As you guys might have noticed, I have a new header! My blog looked kind of horrifying for a while after I experimented with some design stuff, but I was too busy with essays and other university things to take care of it. So today I finally decided to sit down and dedicate some time to figuring out what I want my blog to look like. I’m pretty happy with the header now – it’s not perfect, but it’s clear and relatively pretty. I hope you guys like it!
But moving on to the actual blog post: I went on a bookshop crawl around the beautiful city of Norwich on Friday, and after visiting six different bookshops I ended up with 10 new books. So this is going to be an overview of the bookshops and what kind of books they sell, as well as a book haul! Let’s get right into it.
I think most people have heard of Waterstones. It’s a bookshop chain in the UK, and it’s an amazing place. While most of the bookshops we visited were small and independent, my friend and I needed some specific books that were relatively new, so we browsed the shelves for a while.
I picked up The Hate U Give by Angie Thomas (yes, I know, it’s taken me ages to get my hands on it!), and The Dark Prophecy, the second book in Rick Riordan’s Trials of Apollo series.
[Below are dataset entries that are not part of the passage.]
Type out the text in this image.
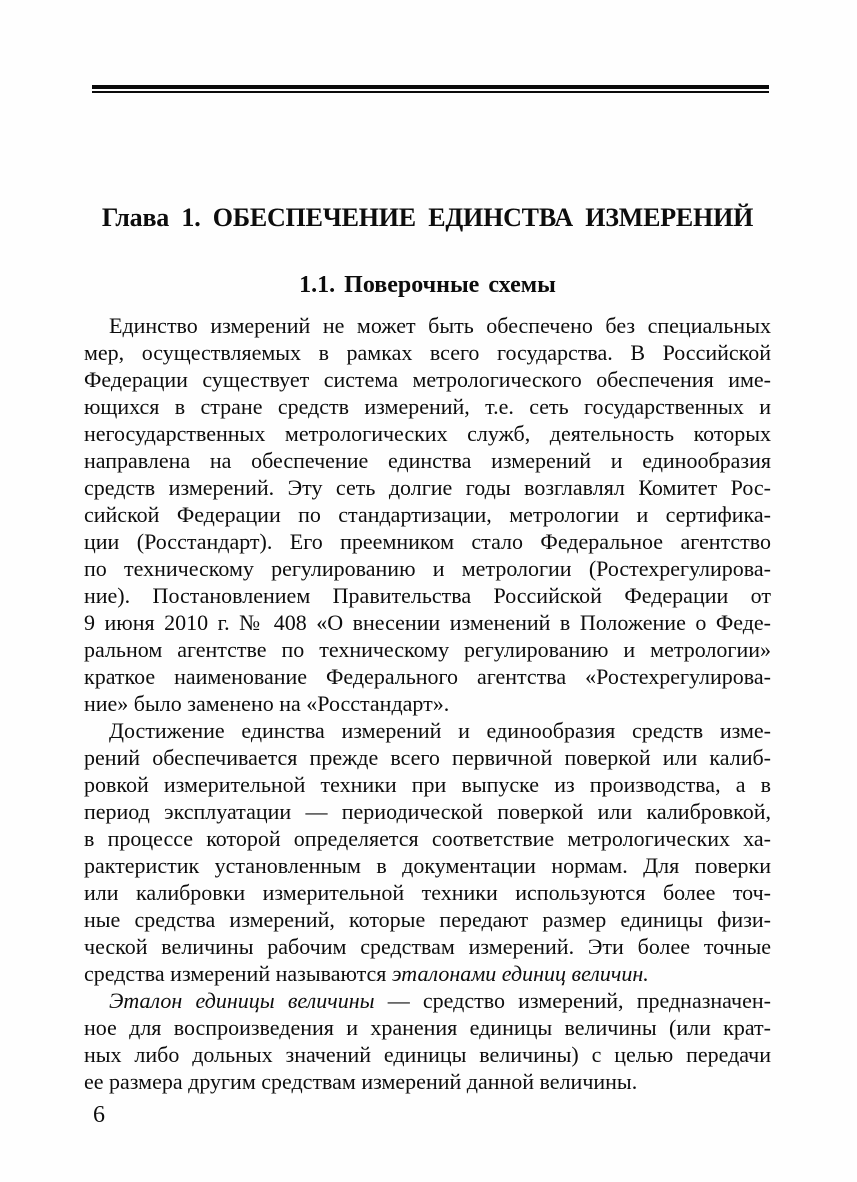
Глава 1. ОБЕСПЕЧЕНИЕ ЕДИНСТВА ИЗМЕРЕНИЙ
1.1. Поверочные схемы
Единство измерений не может быть обеспечено без специальных
мер, осуществляемых в рамках всего государства. В Российской
Федерации существует система метрологического обеспечения име-
ющихся в стране средств измерений, т.е. сеть государственных и
негосударственных метрологических служб, деятельность которых
направлена на обеспечение единства измерений и единообразия
средств измерений. Эту сеть долгие годы возглавлял Комитет Рос-
сийской Федерации по стандартизации, метрологии и сертифика-
ции (Росстандарт). Его преемником стало Федеральное агентство
по техническому регулированию и метрологии (Ростехрегулирова-
ние). Постановлением Правительства Российской Федерации от
9 июня 2010 г. № 408 «О внесении изменений в Положение о Феде-
ральном агентстве по техническому регулированию и метрологии»
краткое наименование Федерального агентства «Ростехрегулирова-
ние» было заменено на «Росстандарт».
Достижение единства измерений и единообразия средств изме-
рений обеспечивается прежде всего первичной поверкой или калиб-
ровкой измерительной техники при выпуске из производства, а в
период эксплуатации — периодической поверкой или калибровкой,
в процессе которой определяется соответствие метрологических ха-
рактеристик установленным в документации нормам. Для поверки
или калибровки измерительной техники используются более точ-
ные средства измерений, которые передают размер единицы физи-
ческой величины рабочим средствам измерений. Эти более точные
средства измерений называются эталонами единиц величин.
Эталон единицы величины — средство измерений, предназначен-
ное для воспроизведения и хранения единицы величины (или крат-
ных либо дольных значений единицы величины) с целью передачи
ее размера другим средствам измерений данной величины.
6
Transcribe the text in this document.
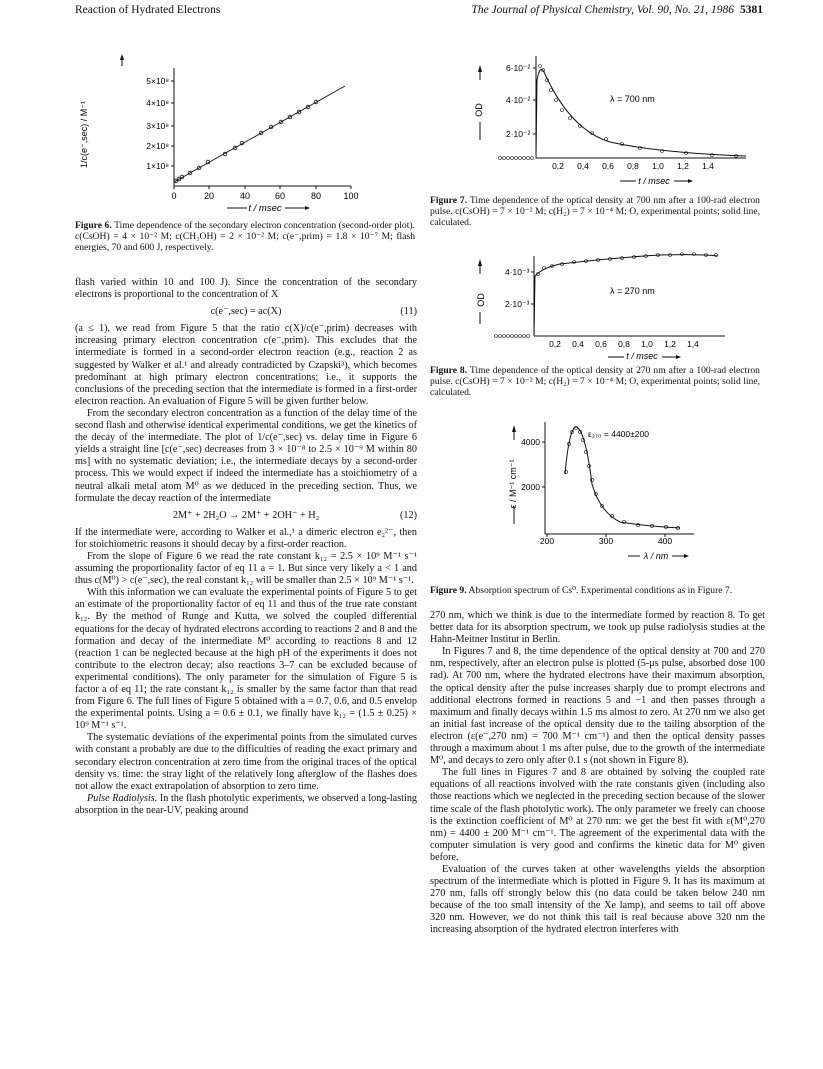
Reaction of Hydrated Electrons	The Journal of Physical Chemistry, Vol. 90, No. 21, 1986 5381
1/c(e⁻,sec) / M⁻¹	1×10⁸
2×10⁸
3×10⁸
4×10⁸
5×10⁸
0	20	40	60	80 100
t / msec
Figure 6. Time dependence of the secondary electron concentration (second-order plot). c(CsOH) = 4 × 10⁻² M; c(CH₃OH) = 2 × 10⁻² M; c(e⁻,prim) = 1.8 × 10⁻⁷ M; flash energies, 70 and 600 J, respectively.

flash varied within 10 and 100 J). Since the concentration of the secondary electrons is proportional to the concentration of X

c(e⁻,sec) = ac(X)	(11)

(a ≤ 1), we read from Figure 5 that the ratio c(X)/c(e⁻,prim) decreases with increasing primary electron concentration c(e⁻,prim). This excludes that the intermediate is formed in a second-order electron reaction (e.g., reaction 2 as suggested by Walker et al.¹ and already contradicted by Czapski³), which becomes predominant at high primary electron concentrations; i.e., it supports the conclusions of the preceding section that the intermediate is formed in a first-order electron reaction. An evaluation of Figure 5 will be given further below.

From the secondary electron concentration as a function of the delay time of the second flash and otherwise identical experimental conditions, we get the kinetics of the decay of the intermediate. The plot of 1/c(e⁻,sec) vs. delay time in Figure 6 yields a straight line [c(e⁻,sec) decreases from 3 × 10⁻⁸ to 2.5 × 10⁻⁹ M within 80 ms] with no systematic deviation; i.e., the intermediate decays by a second-order process. This we would expect if indeed the intermediate has a stoichiometry of a neutral alkali metal atom M⁰ as we deduced in the preceding section. Thus, we formulate the decay reaction of the intermediate

2M⁺ + 2H₂O → 2M⁺ + 2OH⁻ + H₂	(12)

If the intermediate were, according to Walker et al.,¹ a dimeric electron e₂²⁻, then for stoichiometric reasons it should decay by a first-order reaction.

From the slope of Figure 6 we read the rate constant k₁₂ = 2.5 × 10⁹ M⁻¹ s⁻¹ assuming the proportionality factor of eq 11 a = 1. But since very likely a < 1 and thus c(M⁰) > c(e⁻,sec), the real constant k₁₂ will be smaller than 2.5 × 10⁹ M⁻¹ s⁻¹.

With this information we can evaluate the experimental points of Figure 5 to get an estimate of the proportionality factor of eq 11 and thus of the true rate constant k₁₂. By the method of Runge and Kutta, we solved the coupled differential equations for the decay of hydrated electrons according to reactions 2 and 8 and the formation and decay of the intermediate M⁰ according to reactions 8 and 12 (reaction 1 can be neglected because at the high pH of the experiments it does not contribute to the electron decay; also reactions 3–7 can be excluded because of experimental conditions). The only parameter for the simulation of Figure 5 is factor a of eq 11; the rate constant k₁₂ is smaller by the same factor than that read from Figure 6. The full lines of Figure 5 obtained with a = 0.7, 0.6, and 0.5 envelop the experimental points. Using a = 0.6 ± 0.1, we finally have k₁₂ = (1.5 ± 0.25) × 10⁹ M⁻¹ s⁻¹.

The systematic deviations of the experimental points from the simulated curves with constant a probably are due to the difficulties of reading the exact primary and secondary electron concentration at zero time from the original traces of the optical density vs. time: the stray light of the relatively long afterglow of the flashes does not allow the exact extrapolation of absorption to zero time.

Pulse Radiolysis. In the flash photolytic experiments, we observed a long-lasting absorption in the near-UV, peaking around

OD
2·10⁻²
4·10⁻²
6·10⁻²
0,2 0,4 0,6 0,8 1,0 1,2 1,4
λ = 700 nm
t / msec
Figure 7. Time dependence of the optical density at 700 nm after a 100-rad electron pulse. c(CsOH) = 7 × 10⁻² M; c(H₂) = 7 × 10⁻⁴ M; O, experimental points; solid line, calculated.
OD 2·10⁻³
4·10⁻³
0,2 0,4 0,6 0,8 1,0 1,2 1,4
λ = 270 nm
t / msec
Figure 8. Time dependence of the optical density at 270 nm after a 100-rad electron pulse. c(CsOH) = 7 × 10⁻² M; c(H₂) = 7 × 10⁻⁴ M; O, experimental points; solid line, calculated.
ε / M⁻¹ cm⁻¹ 2000
4000
200	300	400
ε₂₇₀ = 4400±200
λ / nm
Figure 9. Absorption spectrum of Cs⁰. Experimental conditions as in Figure 7.

270 nm, which we think is due to the intermediate formed by reaction 8. To get better data for its absorption spectrum, we took up pulse radiolysis studies at the Hahn-Meitner Institut in Berlin.

In Figures 7 and 8, the time dependence of the optical density at 700 and 270 nm, respectively, after an electron pulse is plotted (5-μs pulse, absorbed dose 100 rad). At 700 nm, where the hydrated electrons have their maximum absorption, the optical density after the pulse increases sharply due to prompt electrons and additional electrons formed in reactions 5 and −1 and then passes through a maximum and finally decays within 1.5 ms almost to zero. At 270 nm we also get an initial fast increase of the optical density due to the tailing absorption of the electron (ε(e⁻,270 nm) = 700 M⁻¹ cm⁻¹) and then the optical density passes through a maximum about 1 ms after pulse, due to the growth of the intermediate M⁰, and decays to zero only after 0.1 s (not shown in Figure 8).

The full lines in Figures 7 and 8 are obtained by solving the coupled rate equations of all reactions involved with the rate constants given (including also those reactions which we neglected in the preceding section because of the slower time scale of the flash photolytic work). The only parameter we freely can choose is the extinction coefficient of M⁰ at 270 nm: we get the best fit with ε(M⁰,270 nm) = 4400 ± 200 M⁻¹ cm⁻¹. The agreement of the experimental data with the computer simulation is very good and confirms the kinetic data for M⁰ given before.

Evaluation of the curves taken at other wavelengths yields the absorption spectrum of the intermediate which is plotted in Figure 9. It has its maximum at 270 nm, falls off strongly below this (no data could be taken below 240 nm because of the too small intensity of the Xe lamp), and seems to tail off above 320 nm. However, we do not think this tail is real because above 320 nm the increasing absorption of the hydrated electron interferes with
The Hate U Give was only £7.99, and The Dark Prophecy was £10.99, which is incredible considering it’s a new hardback. I’m super excited about both!
Oxfam Books & Music
If you’ve never heard of Oxfam, it’s basically a British charity with shops all over the country. This one in particular, as the name suggests, sells books and music. I picked up three books from them as they were fairly cheap (all £2.99): The Humans by Matt Haig, which had been on my wishlist for years; The Subtle Knife by Philip Pullman, the second book in the His Dark Materials series; and The Handmaid’s Tale by Margaret Atwood, which I’ve wanted to read ever since I found out that it’s basically the mother of feminist dystopian fiction.
The Book Hive
This is my favourite bookshop in Norwich! It’s a tiny, independent place with lots of hand-picked books. It feels really cosy and the booksellers are the friendliest people ever. I only bought one book (they’re all new so it’s a bit expensive), but it’s one I’m super pumped to read: Between the World and Me by Ta-Nehisi Coates. It’s a collection of essays about race in America, written in the form of a letter addressed to the author’s son. It was £10.99.
This place is really interesting. It mostly sells non-fiction and classics, lots of old books about art and history, and some really stunning hardbacks and antiques. However, they have a funky little section dedicated to children’s books, and they are all really cheap, so I picked up two that I just couldn’t resist: The Mythology Handbook and Drake’s Comprehensive Compendium of Dragonology, both edited by Dugald A. Steer. These might seem like odd choices for a 19-year-old university student, but I turn right back into a small child when I see stunning hardbacks about monsters and mythology. You have no idea how excited I am to read these! Both books were £4.99.
Okay, this technically doesn’t count, as it’s not really a bookshop. But there is a lovely old man who sells books, so I figured I might as well include it. He mostly sells non-fiction (the kind that isn’t really for me) and thrillers, so I didn’t find much, but I managed to pick up one very exciting novel for £3: The Long Way to a Small, Angry Planet by Becky Chambers. This is a sci-fi novel, which is not usually something I go for, but I have heard so many people rave about it, and it’s supposed to be quite diverse, which is always a plus. I’m curious to see what I think!
I am not the biggest fan of antiquarian book stores, as most of the stuff I like to read is quite contemporary. But my friend really loves the place, so we decided to drop in at the end of the day, and I actually managed to find something I wanted. While they mostly sell very old books, they have a section of second-hand books of all types, which is where I found it: Smoke Gets in Your Eyes: And Other Lessons from the Crematorium by Caitlin Doughty. I am absolutely obsessed with strange, unique non-fiction, and a memoir by a mortician, talking about death rituals and her experience working in a crematorium is definitely up there in weirdness. I’ve heard amazing things about it, so I’m very excited to read it. It was £3.50.
And those are all the bookshops we visited! Walking around Norwich and browsing shelves was a lot of fun, so I’m hoping to repeat it at some point, and maybe have a look at some bookshops I haven’t been to yet!
Have you guys read any of the books I got? Do you have them on your TBR? And of course, if you’ve been to any of these bookshops, let me know what you think of them!